En cuanto al IS, igual que con la directiva del IVA, sería interesante que la UE pudiera establecer un tipo mínimo del IS para evitar la competencia fiscal entre los Estados miembros. A pesar de que se armonicen los tipos impositivos, como que un sistema nacional puede tener muchas deducciones, exenciones o incentivos fiscales, puede acabar produciendo que el tipo efectivo, que paga el contribuyente sea mucho más bajo que el tipo nominal.

Haría falta pues no hacerse trampas al solitario y analizar qué distorsiones crean las diferentes deducciones en la armonía fiscal. De la misma forma que mediante el Pacto de Estabilidad y Crecimiento se han establecido, no sin polémica por sus consecuencias, unos tipos máximos para el déficit público de los Estados de la UE, se podría establecer un porcentaje máximo de diferencia entre los tipos nominales y los tipos reales del IS. Esta podría ser una manera de avanzar en la armonización fiscal del IS e intentar que cada vez más que el mercado único sea más justo y tenga menos distorsiones por los agentes que actúan.

Para mejorar la armonización harían falta: la adopción del mismo criterio en la clasificación de las empresas según su medida. La armonización de plazos y reglas generales de los diferentes sistemas tributarios. La armonización de las reglas de la contabilidad. Reducir la diferencia entre los tipos impositivos para las pymes y las grandes empresas a la vez que incentivar el crecimiento de las primeras.

La enorme diversidad entre los Estados miembros de la UE aconsejan que dispongan de cierta soberanía fiscal para decidir qué modelo de Estado quieren

Otras acciones serían promover la I+D y la innovación, especialmente en las pymes, ampliando la posibilidades de las empresas para acceder a los incentivos en I+D. Promover la inversión con ajustes fiscales y la no-discriminación según la forma jurídica del inversor. La reducción del número de pagos anuales a la administración. El establecimiento de una ventanilla única. El marco normativo común para las deducciones y las amortizaciones. Unificar los criterios de ejercicio fiscal y los plazos de pagos. Unificar las sanciones por el incumplimiento de las obligaciones tributarias.

También podemos actuar en otros campos, como simplificar los procedimientos y promover el uso de la digitalización para la gestión tributaria.
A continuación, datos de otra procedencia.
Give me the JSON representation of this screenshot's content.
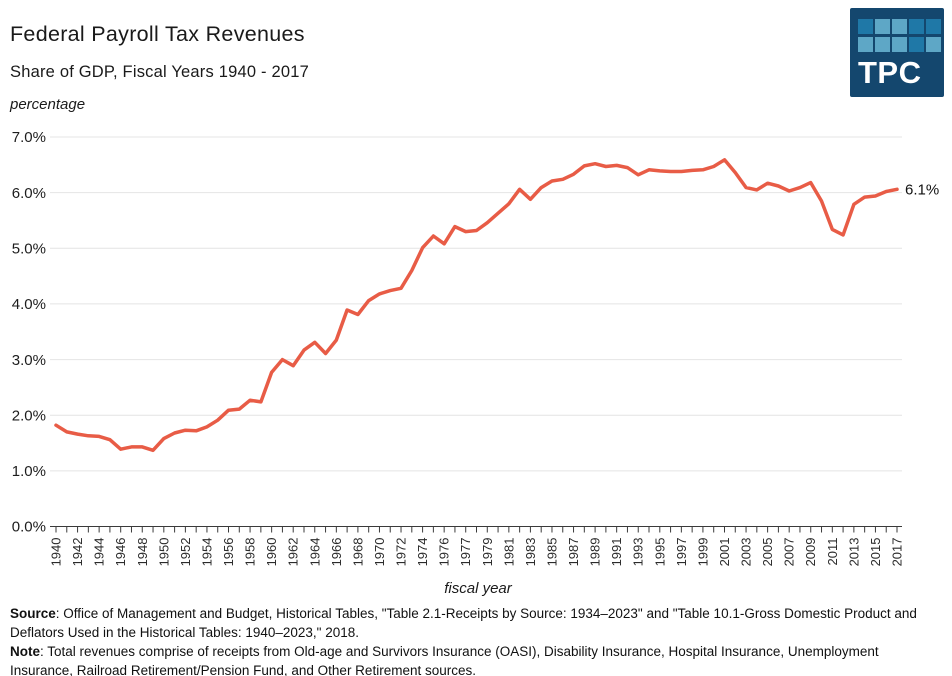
{
  "header": {
    "title": "Federal Payroll Tax Revenues",
    "subtitle": "Share of GDP, Fiscal Years 1940 - 2017"
  },
  "logo": {
    "text": "TPC",
    "bg_color": "#14476E",
    "square_colors": {
      "m": "#1F78A7",
      "l": "#5EA7C6"
    },
    "grid": [
      [
        "m",
        "l",
        "l",
        "m",
        "m"
      ],
      [
        "l",
        "l",
        "l",
        "m",
        "l"
      ]
    ]
  },
  "chart_data": {
    "type": "line",
    "title": "Federal Payroll Tax Revenues",
    "subtitle": "Share of GDP, Fiscal Years 1940 - 2017",
    "ylabel": "percentage",
    "xlabel": "fiscal year",
    "line_color": "#E85C46",
    "grid": "horizontal",
    "legend": "none",
    "ylim": [
      0,
      7
    ],
    "y_tick_labels": [
      "0.0%",
      "1.0%",
      "2.0%",
      "3.0%",
      "4.0%",
      "5.0%",
      "6.0%",
      "7.0%"
    ],
    "x": [
      "1940",
      "1941",
      "1942",
      "1943",
      "1944",
      "1945",
      "1946",
      "1947",
      "1948",
      "1949",
      "1950",
      "1951",
      "1952",
      "1953",
      "1954",
      "1955",
      "1956",
      "1957",
      "1958",
      "1959",
      "1960",
      "1961",
      "1962",
      "1963",
      "1964",
      "1965",
      "1966",
      "1967",
      "1968",
      "1969",
      "1970",
      "1971",
      "1972",
      "1973",
      "1974",
      "1975",
      "1976",
      "TQ",
      "1977",
      "1978",
      "1979",
      "1980",
      "1981",
      "1982",
      "1983",
      "1984",
      "1985",
      "1986",
      "1987",
      "1988",
      "1989",
      "1990",
      "1991",
      "1992",
      "1993",
      "1994",
      "1995",
      "1996",
      "1997",
      "1998",
      "1999",
      "2000",
      "2001",
      "2002",
      "2003",
      "2004",
      "2005",
      "2006",
      "2007",
      "2008",
      "2009",
      "2010",
      "2011",
      "2012",
      "2013",
      "2014",
      "2015",
      "2016",
      "2017"
    ],
    "values": [
      1.82,
      1.7,
      1.66,
      1.63,
      1.62,
      1.56,
      1.39,
      1.43,
      1.43,
      1.37,
      1.58,
      1.68,
      1.73,
      1.72,
      1.79,
      1.91,
      2.09,
      2.11,
      2.27,
      2.24,
      2.77,
      3.0,
      2.89,
      3.17,
      3.31,
      3.11,
      3.35,
      3.89,
      3.81,
      4.06,
      4.18,
      4.24,
      4.28,
      4.6,
      5.01,
      5.22,
      5.08,
      5.39,
      5.3,
      5.32,
      5.46,
      5.63,
      5.8,
      6.06,
      5.88,
      6.09,
      6.21,
      6.24,
      6.33,
      6.48,
      6.52,
      6.47,
      6.49,
      6.45,
      6.32,
      6.41,
      6.39,
      6.38,
      6.38,
      6.4,
      6.41,
      6.47,
      6.59,
      6.36,
      6.09,
      6.05,
      6.17,
      6.12,
      6.03,
      6.09,
      6.18,
      5.85,
      5.34,
      5.24,
      5.79,
      5.92,
      5.94,
      6.02,
      6.06
    ],
    "x_tick_labels_shown": [
      "1940",
      "1942",
      "1944",
      "1946",
      "1948",
      "1950",
      "1952",
      "1954",
      "1956",
      "1958",
      "1960",
      "1962",
      "1964",
      "1966",
      "1968",
      "1970",
      "1972",
      "1974",
      "1976",
      "1977",
      "1979",
      "1981",
      "1983",
      "1985",
      "1987",
      "1989",
      "1991",
      "1993",
      "1995",
      "1997",
      "1999",
      "2001",
      "2003",
      "2005",
      "2007",
      "2009",
      "2011",
      "2013",
      "2015",
      "2017"
    ],
    "end_label": "6.1%"
  },
  "footer": {
    "source_label": "Source",
    "source_text": ": Office of Management and Budget, Historical Tables, \"Table 2.1-Receipts by Source: 1934–2023\" and \"Table 10.1-Gross Domestic Product and Deflators Used in the Historical Tables: 1940–2023,\" 2018.",
    "note_label": "Note",
    "note_text": ": Total revenues comprise of receipts from Old-age and Survivors Insurance (OASI), Disability Insurance, Hospital Insurance, Unemployment Insurance, Railroad Retirement/Pension Fund, and Other Retirement sources."
  }
}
Unificar criterios y coordinar las agencias de información y tributarias en la lucha contra la evasión fiscal. La inclusión de algún tipo de gravamen europeo a los productos energéticos. La inclusión de un componente medio ambiental en la fiscalidad es cada vez más necesaria dados los retos planteados en la Agenda COP21 y teniendo en cuenta el grado de cumplimiento de los diferentes Estados miembros en sus objetivos medioambientales.

Estas son algunas de las propuestas que hace el profesor Sergio Martínez en su informe ‘Fiscalidad europea y mercado único. Hacia una armonización efectiva’ (Último monográfico de la colección Eines. Fundación IRLA) Pero lamentablemente hubo un freno al proceso de unión que se derivó de las votaciones contrarias a la constitución europea, que ya era un proyecto muy limitado en la cesión de soberanía y que no ofrecía como garantía alternativa la soberanía del parlamento europeo. A partir de aquí y con el estallido de la crisis económica Europa ha entrado en un período de sálvese quién pueda, que me temo que ni con un diseño a dos velocidades hará que los de la primera acepten estas recetas armonizadoras; a pesar de que la UE tiene mecanismos de influencia como la Comisión Europea o el Tribunal de Justicia para avanzar hacia la armonización fiscal y, por lo tanto, hacia un mercado único más homogéneo. La fiscalidad europea de momento es una hipótesis.